Camille Laffargue : Le bois de construction a d’ailleurs parfois triplé de prix. Une augmentation liée à de multiples facteurs : la baisse de la valeur du dollar qui influe sur le marché, les taxes Trump sur le bois canadien et la sortie de crise des économies chinoise et américaine qui se sont repliées sur les marchés européens.

  • Quelles sont les incidences de ces augmentations sur les marchés locaux ?

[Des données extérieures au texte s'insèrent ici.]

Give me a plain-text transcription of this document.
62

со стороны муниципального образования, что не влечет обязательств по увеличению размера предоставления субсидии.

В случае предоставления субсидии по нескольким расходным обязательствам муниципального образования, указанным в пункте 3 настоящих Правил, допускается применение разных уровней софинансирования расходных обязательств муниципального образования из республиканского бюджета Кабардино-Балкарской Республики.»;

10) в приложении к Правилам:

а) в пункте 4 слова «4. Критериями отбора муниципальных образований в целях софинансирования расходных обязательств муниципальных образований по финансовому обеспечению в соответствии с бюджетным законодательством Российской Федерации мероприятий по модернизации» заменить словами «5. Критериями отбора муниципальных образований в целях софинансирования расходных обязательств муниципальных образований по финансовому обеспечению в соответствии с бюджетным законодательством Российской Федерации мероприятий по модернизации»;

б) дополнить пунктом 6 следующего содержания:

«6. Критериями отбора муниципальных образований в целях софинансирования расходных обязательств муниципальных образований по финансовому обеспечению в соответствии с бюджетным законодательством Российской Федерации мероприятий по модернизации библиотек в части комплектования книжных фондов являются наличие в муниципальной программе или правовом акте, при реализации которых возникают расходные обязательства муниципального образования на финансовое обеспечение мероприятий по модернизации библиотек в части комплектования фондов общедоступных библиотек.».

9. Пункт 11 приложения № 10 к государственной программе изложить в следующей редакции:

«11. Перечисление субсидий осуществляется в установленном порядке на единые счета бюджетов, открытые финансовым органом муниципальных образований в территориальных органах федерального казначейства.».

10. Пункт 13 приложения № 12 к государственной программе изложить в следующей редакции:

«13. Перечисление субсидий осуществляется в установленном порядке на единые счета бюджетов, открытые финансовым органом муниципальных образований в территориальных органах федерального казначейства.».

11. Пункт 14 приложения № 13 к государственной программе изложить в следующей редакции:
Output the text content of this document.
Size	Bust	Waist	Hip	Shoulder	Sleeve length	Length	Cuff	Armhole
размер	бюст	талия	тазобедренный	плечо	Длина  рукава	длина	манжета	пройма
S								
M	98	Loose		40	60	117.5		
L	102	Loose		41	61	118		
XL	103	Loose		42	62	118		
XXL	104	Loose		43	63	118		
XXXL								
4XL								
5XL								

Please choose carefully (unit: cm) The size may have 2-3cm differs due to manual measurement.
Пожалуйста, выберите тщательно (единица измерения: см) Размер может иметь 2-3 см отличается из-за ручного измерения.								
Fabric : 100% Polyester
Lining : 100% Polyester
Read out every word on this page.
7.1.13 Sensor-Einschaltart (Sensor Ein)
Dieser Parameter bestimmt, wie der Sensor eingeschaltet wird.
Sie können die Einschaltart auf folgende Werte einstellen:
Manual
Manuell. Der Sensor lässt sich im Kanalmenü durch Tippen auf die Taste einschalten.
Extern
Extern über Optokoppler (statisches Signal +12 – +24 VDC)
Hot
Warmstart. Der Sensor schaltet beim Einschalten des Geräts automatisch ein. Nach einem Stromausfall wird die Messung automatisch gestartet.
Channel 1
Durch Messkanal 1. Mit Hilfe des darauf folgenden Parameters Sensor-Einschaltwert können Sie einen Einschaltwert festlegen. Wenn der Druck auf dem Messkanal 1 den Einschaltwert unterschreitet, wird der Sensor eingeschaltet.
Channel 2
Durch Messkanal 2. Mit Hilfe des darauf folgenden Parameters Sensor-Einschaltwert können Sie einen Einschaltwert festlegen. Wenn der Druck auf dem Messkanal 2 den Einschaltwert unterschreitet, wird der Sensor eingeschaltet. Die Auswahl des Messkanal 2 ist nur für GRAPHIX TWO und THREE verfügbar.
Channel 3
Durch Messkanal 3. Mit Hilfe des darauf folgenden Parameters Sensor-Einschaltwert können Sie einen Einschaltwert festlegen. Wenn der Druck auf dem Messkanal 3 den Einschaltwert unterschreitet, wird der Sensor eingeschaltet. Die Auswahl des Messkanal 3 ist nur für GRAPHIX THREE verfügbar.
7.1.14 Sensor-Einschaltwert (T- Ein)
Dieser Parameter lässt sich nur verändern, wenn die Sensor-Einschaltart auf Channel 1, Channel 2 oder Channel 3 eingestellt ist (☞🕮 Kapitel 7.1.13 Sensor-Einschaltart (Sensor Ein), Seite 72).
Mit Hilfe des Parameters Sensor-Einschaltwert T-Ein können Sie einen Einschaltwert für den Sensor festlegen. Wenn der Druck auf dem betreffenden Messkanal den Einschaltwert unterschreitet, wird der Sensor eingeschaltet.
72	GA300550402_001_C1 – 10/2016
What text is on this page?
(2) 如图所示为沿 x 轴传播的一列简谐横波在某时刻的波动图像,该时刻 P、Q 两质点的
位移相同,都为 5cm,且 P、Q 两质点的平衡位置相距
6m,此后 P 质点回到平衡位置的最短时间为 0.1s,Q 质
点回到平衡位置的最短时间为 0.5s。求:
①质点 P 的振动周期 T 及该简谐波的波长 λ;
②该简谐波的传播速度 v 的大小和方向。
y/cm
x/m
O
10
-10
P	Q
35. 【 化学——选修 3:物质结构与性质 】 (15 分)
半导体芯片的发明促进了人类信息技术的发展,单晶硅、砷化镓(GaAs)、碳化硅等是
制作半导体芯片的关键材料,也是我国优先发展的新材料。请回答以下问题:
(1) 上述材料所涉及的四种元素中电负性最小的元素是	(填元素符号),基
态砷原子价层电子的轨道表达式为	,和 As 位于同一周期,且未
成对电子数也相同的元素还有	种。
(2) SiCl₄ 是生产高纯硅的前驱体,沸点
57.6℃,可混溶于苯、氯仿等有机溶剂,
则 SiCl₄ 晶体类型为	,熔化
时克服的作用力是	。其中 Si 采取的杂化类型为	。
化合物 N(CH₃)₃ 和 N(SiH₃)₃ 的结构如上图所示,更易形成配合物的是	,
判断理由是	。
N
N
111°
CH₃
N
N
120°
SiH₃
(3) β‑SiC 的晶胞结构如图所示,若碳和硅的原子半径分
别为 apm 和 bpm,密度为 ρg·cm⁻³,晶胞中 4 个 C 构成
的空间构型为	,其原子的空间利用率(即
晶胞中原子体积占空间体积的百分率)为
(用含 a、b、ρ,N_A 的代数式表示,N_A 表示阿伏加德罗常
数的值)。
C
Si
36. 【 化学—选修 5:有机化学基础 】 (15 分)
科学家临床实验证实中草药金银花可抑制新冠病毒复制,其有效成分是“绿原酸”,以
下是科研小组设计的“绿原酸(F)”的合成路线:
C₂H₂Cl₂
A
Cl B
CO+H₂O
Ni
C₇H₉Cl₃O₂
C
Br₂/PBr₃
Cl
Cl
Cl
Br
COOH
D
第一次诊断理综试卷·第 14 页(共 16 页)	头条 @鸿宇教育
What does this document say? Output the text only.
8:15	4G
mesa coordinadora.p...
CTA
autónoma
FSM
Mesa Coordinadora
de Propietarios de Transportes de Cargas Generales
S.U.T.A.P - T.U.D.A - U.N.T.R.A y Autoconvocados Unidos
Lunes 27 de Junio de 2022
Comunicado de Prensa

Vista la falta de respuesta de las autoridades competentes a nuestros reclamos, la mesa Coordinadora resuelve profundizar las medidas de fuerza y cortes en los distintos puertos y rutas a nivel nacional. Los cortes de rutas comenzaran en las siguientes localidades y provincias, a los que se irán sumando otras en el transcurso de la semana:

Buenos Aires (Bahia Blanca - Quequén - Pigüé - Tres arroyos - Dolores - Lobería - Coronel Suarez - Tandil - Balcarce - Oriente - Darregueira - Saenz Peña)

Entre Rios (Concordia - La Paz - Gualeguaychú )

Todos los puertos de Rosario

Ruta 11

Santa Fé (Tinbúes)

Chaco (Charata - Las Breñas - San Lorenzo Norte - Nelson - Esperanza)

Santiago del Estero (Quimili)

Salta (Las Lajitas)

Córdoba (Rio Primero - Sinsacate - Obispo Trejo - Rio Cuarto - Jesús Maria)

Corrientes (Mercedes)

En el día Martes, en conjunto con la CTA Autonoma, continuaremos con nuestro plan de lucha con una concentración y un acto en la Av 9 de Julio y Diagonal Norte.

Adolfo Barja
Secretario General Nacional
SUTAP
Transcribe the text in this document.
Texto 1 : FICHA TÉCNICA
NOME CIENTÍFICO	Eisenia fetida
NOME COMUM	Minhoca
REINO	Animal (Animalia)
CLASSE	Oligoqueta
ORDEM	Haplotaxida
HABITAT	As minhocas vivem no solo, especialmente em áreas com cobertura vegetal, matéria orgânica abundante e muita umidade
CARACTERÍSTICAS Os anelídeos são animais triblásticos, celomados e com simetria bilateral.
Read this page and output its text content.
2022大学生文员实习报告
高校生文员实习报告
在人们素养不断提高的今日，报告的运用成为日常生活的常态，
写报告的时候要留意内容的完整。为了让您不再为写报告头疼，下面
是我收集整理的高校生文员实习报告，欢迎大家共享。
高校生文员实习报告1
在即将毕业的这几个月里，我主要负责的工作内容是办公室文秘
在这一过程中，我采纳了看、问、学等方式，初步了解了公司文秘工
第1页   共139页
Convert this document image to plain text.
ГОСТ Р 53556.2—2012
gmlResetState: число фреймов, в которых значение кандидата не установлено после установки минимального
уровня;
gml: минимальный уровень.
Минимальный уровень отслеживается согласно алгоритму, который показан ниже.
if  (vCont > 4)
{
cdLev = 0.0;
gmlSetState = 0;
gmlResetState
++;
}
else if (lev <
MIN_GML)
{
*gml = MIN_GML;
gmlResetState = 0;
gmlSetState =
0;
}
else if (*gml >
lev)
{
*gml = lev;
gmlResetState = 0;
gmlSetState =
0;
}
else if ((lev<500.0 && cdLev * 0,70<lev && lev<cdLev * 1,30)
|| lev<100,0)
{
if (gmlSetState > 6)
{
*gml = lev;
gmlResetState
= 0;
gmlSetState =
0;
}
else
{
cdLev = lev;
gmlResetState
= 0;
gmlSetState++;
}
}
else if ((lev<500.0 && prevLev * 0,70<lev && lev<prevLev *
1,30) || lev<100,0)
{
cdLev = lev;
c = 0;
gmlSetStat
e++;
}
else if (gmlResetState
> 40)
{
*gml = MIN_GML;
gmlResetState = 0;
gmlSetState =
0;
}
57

P.R. : Je constate aujourd’hui des appels d’offres qui ont augmenté de l’ordre de +10%. C’est une tendance qui a plutôt l’air de s’inscrire dans la durée et dans une phase ascendante. On peut s’attendre à la voir durer au moins jusqu’au début de l’année 2022. Car c’est l’économie mondiale qui doit redémarrer, c’est la chaîne de production qui doit être réenclenchée, c’est également des commandes qui doivent s’adapter à de nouvelles attentes de notre société. Je pense qu’on ne va plus construire comme avant. En France, il y a aussi un plan de Relance ambitieux. Il faut voir comment il va se déployer dans le temps.

C.L. : Les donneurs d’ordre publics se penchent sur la question en travaillant sur une décomposition des prix des appels d’offres. Ils cherchent à anticiper les demandes des entreprises afin de réaliser des avenants prenant en compte l’augmentation des prix. Le soutien financier est actuellement fort du côté des maîtres d’ouvrage publics mais cela va forcément être plus compliqué d’absorber ces augmentations pour des maîtres d’ouvrage privés ou des petits maîtres d’ouvrage publics qui financent leur projet avec une multitude d’aides, par exemple.

  • Constatez-vous des problèmes sur les chantiers ?

C.L. : Les entreprises tiennent encore la barre mais on sent une urgence à accélérer les chantiers pour anticiper les problématiques de pénurie et de retards de livraison.

P.R. : Sur les hausses des prix, les entreprises sont en alerte mais on ne sent pas de conséquences sur les délais d’exécution. Par contre sur les pénuries de matériaux, on commence à voir des retards significatifs sur certains postes. A titre d’exemple, nous avons le cas d’un chantier en rénovation qui ne démarre faute d’approvisionnement de l’isolant.

  • Vous, maillons entre les entreprises et les maîtres d’ouvrage, que préconisez-vous ?

P.R. : Il serait bon de trouver un compromis entre les maîtres d’ouvrage et les entreprises. Et plus que jamais, les économistes de la construction doivent faire ce lien. Pour aider à soutenir la trésorerie de ces sociétés, notamment parce qu’il va falloir anticiper les commandes pour éviter les retards. Ce qui n’est pas un mauvais calcul car les retards sur les chantiers ont aussi un coût pour la maîtrise d’ouvrage. Il est souhaitable de déployer une solidarité pour que tous les acteurs du Bâtiment limitent les impacts.

C.L. : La balle est aussi dans le camp de entreprises. Elles doivent commencer à intégrer les hausses de prix des matériaux dans leurs appels d’offres, même si, une des conséquences possibles est la perte de marchés. Autrement, dans les mois à venir, il sera difficile de faire comprendre à la maîtrise d’ouvrage qui les a retenues les augmentations de coûts dues à des prix de matériaux à la hausse.